Progressive Pirates (from The Invisible Hook: The Law and Economics of Pirate Tolerance)
Scourge of the Seven Seas. Check. Disruptive to trade and society. Check. Prophets of enlightened social policy. What? Long before the Emancipation Proclamation or the Civil Rights Act, some pirates were setting black bondsmen free and enlisting them in their crews as free, equal members entitled to a full share of their takings, a policy Leeson calls "equal pay for equal prey."
Yo ho, yo ho, a pirate's life for me.
We're beggars and blighters, ne'er-do-well cads,
Drink up, me 'earties, yo ho.
Aye, but we're loved by our mommies and dads,
Drink up, me 'earties, yo ho.
- Yo Ho ( A Pirate's Life for Me) lyrics by Xavier Atencio
Were these pirates enlightened social Utopians? That would be unusual for a profession based on armed robbery. What would cause some pirates to use racial equality policies (others participated in the slave trade and some did both)?
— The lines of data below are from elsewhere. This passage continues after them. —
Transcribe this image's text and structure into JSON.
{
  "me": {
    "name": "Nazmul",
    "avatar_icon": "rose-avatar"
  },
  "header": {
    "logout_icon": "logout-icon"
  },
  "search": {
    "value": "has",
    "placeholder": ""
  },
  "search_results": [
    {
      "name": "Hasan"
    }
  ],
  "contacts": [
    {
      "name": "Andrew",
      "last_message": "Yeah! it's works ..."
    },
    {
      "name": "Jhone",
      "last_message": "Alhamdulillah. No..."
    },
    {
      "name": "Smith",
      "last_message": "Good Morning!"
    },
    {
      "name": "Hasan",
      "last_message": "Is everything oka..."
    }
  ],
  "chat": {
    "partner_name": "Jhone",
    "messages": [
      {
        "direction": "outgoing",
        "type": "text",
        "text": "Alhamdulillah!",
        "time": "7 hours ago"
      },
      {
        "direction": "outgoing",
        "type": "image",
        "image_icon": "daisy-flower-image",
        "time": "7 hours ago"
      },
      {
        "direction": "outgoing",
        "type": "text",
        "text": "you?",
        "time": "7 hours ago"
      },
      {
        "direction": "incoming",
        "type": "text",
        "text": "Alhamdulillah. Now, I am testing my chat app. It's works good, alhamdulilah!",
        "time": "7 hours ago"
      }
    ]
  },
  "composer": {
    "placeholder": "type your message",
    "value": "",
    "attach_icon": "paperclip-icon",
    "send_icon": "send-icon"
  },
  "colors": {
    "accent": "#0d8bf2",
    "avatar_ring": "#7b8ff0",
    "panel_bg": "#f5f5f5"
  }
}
Leeson argues that the pirates were no more and no less racist than the average person of their time. Instead, he proposes that the unique ownership structure of pirate ships made it beneficial to free slaves. On an average pirate ship, there was very little difference in the number of shares of loot due to the captain (2) and the regular sailor (1). All the officers were democratically elected. This stood in stark contrast to the pay structure and hierarchy of military and merchant ships. Pirate ships were effectively employee owned enterprises. Leeson suggests that this structure was created by the pirates in their own self-interest as a reaction to the naval and merchant organization that they had fled.
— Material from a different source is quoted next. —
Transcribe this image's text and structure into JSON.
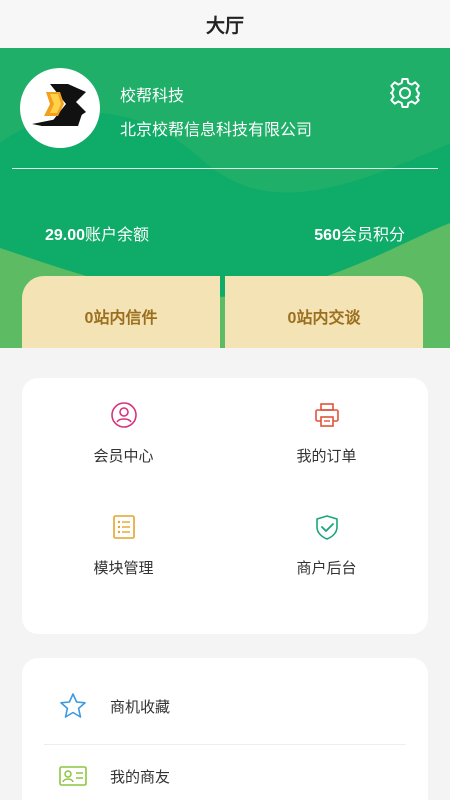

Keeping a black sailor as a save provided a profit to the entire ship due to the free labor. That profit was divided relatively evenly among the free sailors, unlike on a plantation or a merchant ship where almost all the profit would go to the owner.
Enslaving a black sailor also presented several costs, the largest of which was the risk of desertion. A slave had no incentives to remain loyal to the pirate crew and could have a reasonable expectation of escaping prosecution for piracy (along with the death sentence) because, as a slave, they were not responsible for acts they were forced to commit. An escaped slave, with no reason not to go to the authorities, increased the chance of capture of the pirate crew by the authorities. Capture almost certainly meant execution; and executions do not get divided into shares.
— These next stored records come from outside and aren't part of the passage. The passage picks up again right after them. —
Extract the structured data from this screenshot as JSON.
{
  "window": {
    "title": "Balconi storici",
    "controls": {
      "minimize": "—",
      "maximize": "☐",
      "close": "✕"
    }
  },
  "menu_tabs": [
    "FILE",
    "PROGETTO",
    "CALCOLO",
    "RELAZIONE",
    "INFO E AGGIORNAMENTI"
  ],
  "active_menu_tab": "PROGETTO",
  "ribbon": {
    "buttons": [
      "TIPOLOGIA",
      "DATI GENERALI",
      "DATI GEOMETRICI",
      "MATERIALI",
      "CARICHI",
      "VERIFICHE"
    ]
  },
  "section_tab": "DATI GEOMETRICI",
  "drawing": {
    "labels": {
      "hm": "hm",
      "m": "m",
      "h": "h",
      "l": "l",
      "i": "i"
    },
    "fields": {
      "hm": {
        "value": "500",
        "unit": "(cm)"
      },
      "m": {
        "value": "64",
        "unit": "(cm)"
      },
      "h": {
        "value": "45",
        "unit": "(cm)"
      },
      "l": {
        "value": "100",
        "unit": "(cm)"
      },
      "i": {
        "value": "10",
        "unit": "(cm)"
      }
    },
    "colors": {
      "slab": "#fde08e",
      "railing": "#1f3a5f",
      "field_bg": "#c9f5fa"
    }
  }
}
A freed slave, however, was tied to the pirate crew by self-interest. In many cases, the loss of the small profit from a slave's wage free work was worth the elimination of the risk posed by the slave escaping, potentially leading to freed slaves being included as regular members of pirate crews. Self-interest and democracy promoting a social good, that almost sounds like something Adam Smith would write. I guess that is why Leeson calls it the Invisible Hook.
Yo-ho, Yo-ho, Yo-ho
Always remember to pillage BEFORE you burn.Leeson leaves us with an interesting picture of our favorite villains. Through these new eye-patches Blackbeard transforms from a barbarous, blood-thirsty fiend into an egalatarian, image savvy entrepreneur looking to avoid a fight.